You will see these reports in the openHAB logs but you will see it a lot faster in zniffer so again I recommend if you are serious about getting your network good you should get yourself a zniffer.
There is also an interesting issue with switch modules that report power and energy.
If you want to rapidly switch a few on in fast succession they mostly immediately issue a report of power and energy on switching. Now if there were say 10 modules that control all of your open plan rooms lighting, even if you get your background reporting down their will probably be a noticeable delay from first light to last. After all that is 30 odd commands and reports in addition to whatever else is going on. The interesting thing is that if you experiment with leaving a pause the end result may be better than if you send them all rapid fire and let the queue in the application send them through. It is worth the experiment of putting 100ms delay between commands.

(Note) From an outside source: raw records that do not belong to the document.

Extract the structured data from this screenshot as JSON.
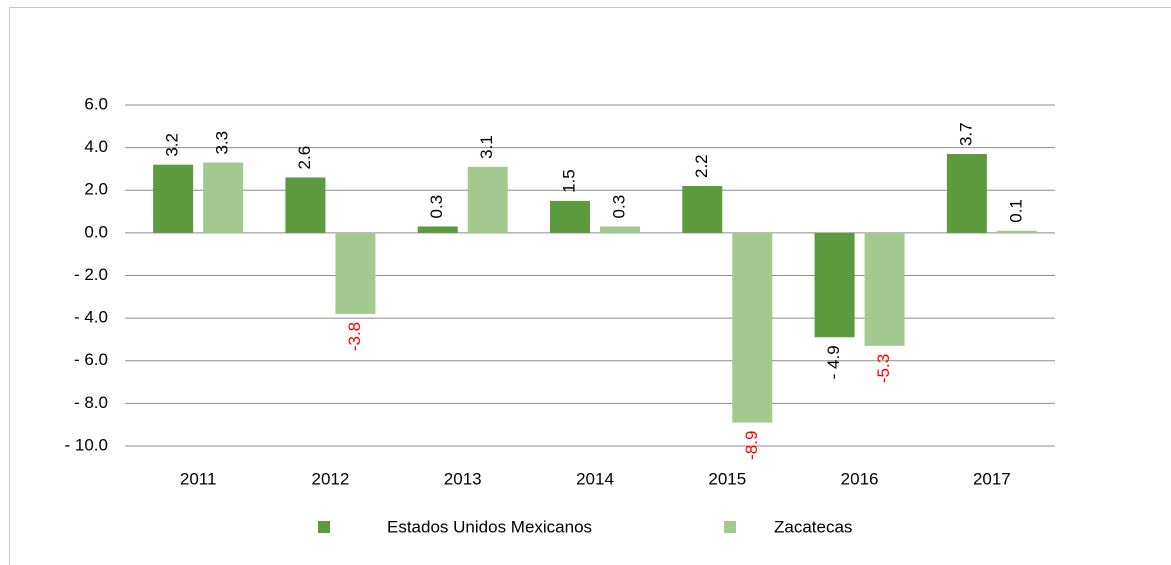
{
  "chart_data": {
    "type": "bar",
    "categories": [
      "2011",
      "2012",
      "2013",
      "2014",
      "2015",
      "2016",
      "2017"
    ],
    "series": [
      {
        "name": "Estados Unidos Mexicanos",
        "color": "#5b9a3d",
        "values": [
          3.2,
          2.6,
          0.3,
          1.5,
          2.2,
          -4.9,
          3.7
        ],
        "value_labels": [
          "3.2",
          "2.6",
          "0.3",
          "1.5",
          "2.2",
          "- 4.9",
          "3.7"
        ]
      },
      {
        "name": "Zacatecas",
        "color": "#a3c98f",
        "values": [
          3.3,
          -3.8,
          3.1,
          0.3,
          -8.9,
          -5.3,
          0.1
        ],
        "value_labels": [
          "3.3",
          "-3.8",
          "3.1",
          "0.3",
          "-8.9",
          "-5.3",
          "0.1"
        ],
        "negative_label_color": "#ff0000"
      }
    ],
    "ylim": [
      -10,
      6
    ],
    "yticks": [
      {
        "value": 6,
        "label": "6.0"
      },
      {
        "value": 4,
        "label": "4.0"
      },
      {
        "value": 2,
        "label": "2.0"
      },
      {
        "value": 0,
        "label": "0.0"
      },
      {
        "value": -2,
        "label": "- 2.0"
      },
      {
        "value": -4,
        "label": "- 4.0"
      },
      {
        "value": -6,
        "label": "- 6.0"
      },
      {
        "value": -8,
        "label": "- 8.0"
      },
      {
        "value": -10,
        "label": "- 10.0"
      }
    ],
    "grid": true,
    "legend": "bottom"
  }
}
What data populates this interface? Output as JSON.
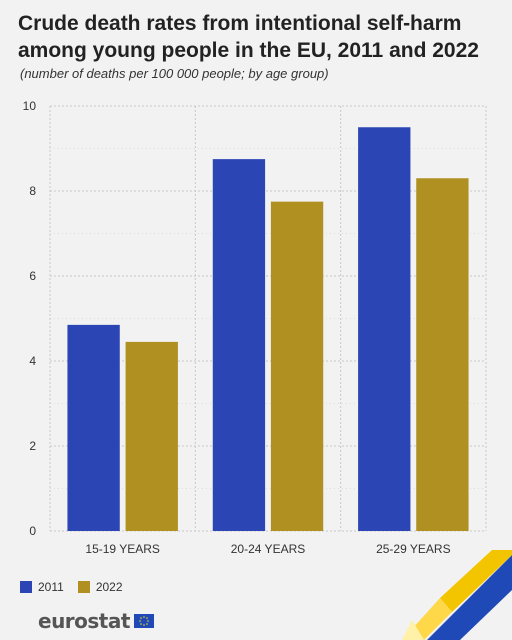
{
  "title": "Crude death rates from intentional self-harm among young people in the EU, 2011 and 2022",
  "subtitle": "(number of deaths per 100 000 people; by age group)",
  "logo": {
    "text": "eurostat",
    "flag": "eu-flag-icon"
  },
  "colors": {
    "s2011": "#2b45b4",
    "s2022": "#b09020",
    "grid": "#c8c8c8",
    "background": "#f2f2f2"
  },
  "chart_data": {
    "type": "bar",
    "categories": [
      "15-19 YEARS",
      "20-24 YEARS",
      "25-29 YEARS"
    ],
    "series": [
      {
        "name": "2011",
        "values": [
          4.85,
          8.75,
          9.5
        ]
      },
      {
        "name": "2022",
        "values": [
          4.45,
          7.75,
          8.3
        ]
      }
    ],
    "ylim": [
      0,
      10
    ],
    "yticks": [
      0,
      2,
      4,
      6,
      8,
      10
    ],
    "grid": true,
    "legend_position": "bottom-left"
  }
}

If you switch 20 modules as a background task why would you want a delay as it was happening just as you walked into a dark room. Again you may want to experiment with a pause between each command to allow interactive commands to execute fast. I do this for example when all of my heating valves move from heat to economy heat. It makes little difference that I space the changes out with a minute gap but it is surprising how small a delay I notice if my coffee machine does not switch on immediately when I want it even though it takes 5 minutes to heat up. Perception of time is such an odd thing.
For me I have turned off a lot of what I consider is unnecessary reporting. Any that are delivered on a regular period I have disabled if possible or set to the maximum. If I do not need power I turn it off etc etc.
I have plenty of good information though. Possibly my total energy report is a kWh or two in front compared to adding all the individual devices but does it impact my life like a 2s delay when I walk onto my landing at night. I only have power from my HEM as I realised I really did not care if my washing machine was using 1kW or 2kW if I had the total kWh.
I hope this helps a few people get more out of their network.
Signing out now and heading for a coffee.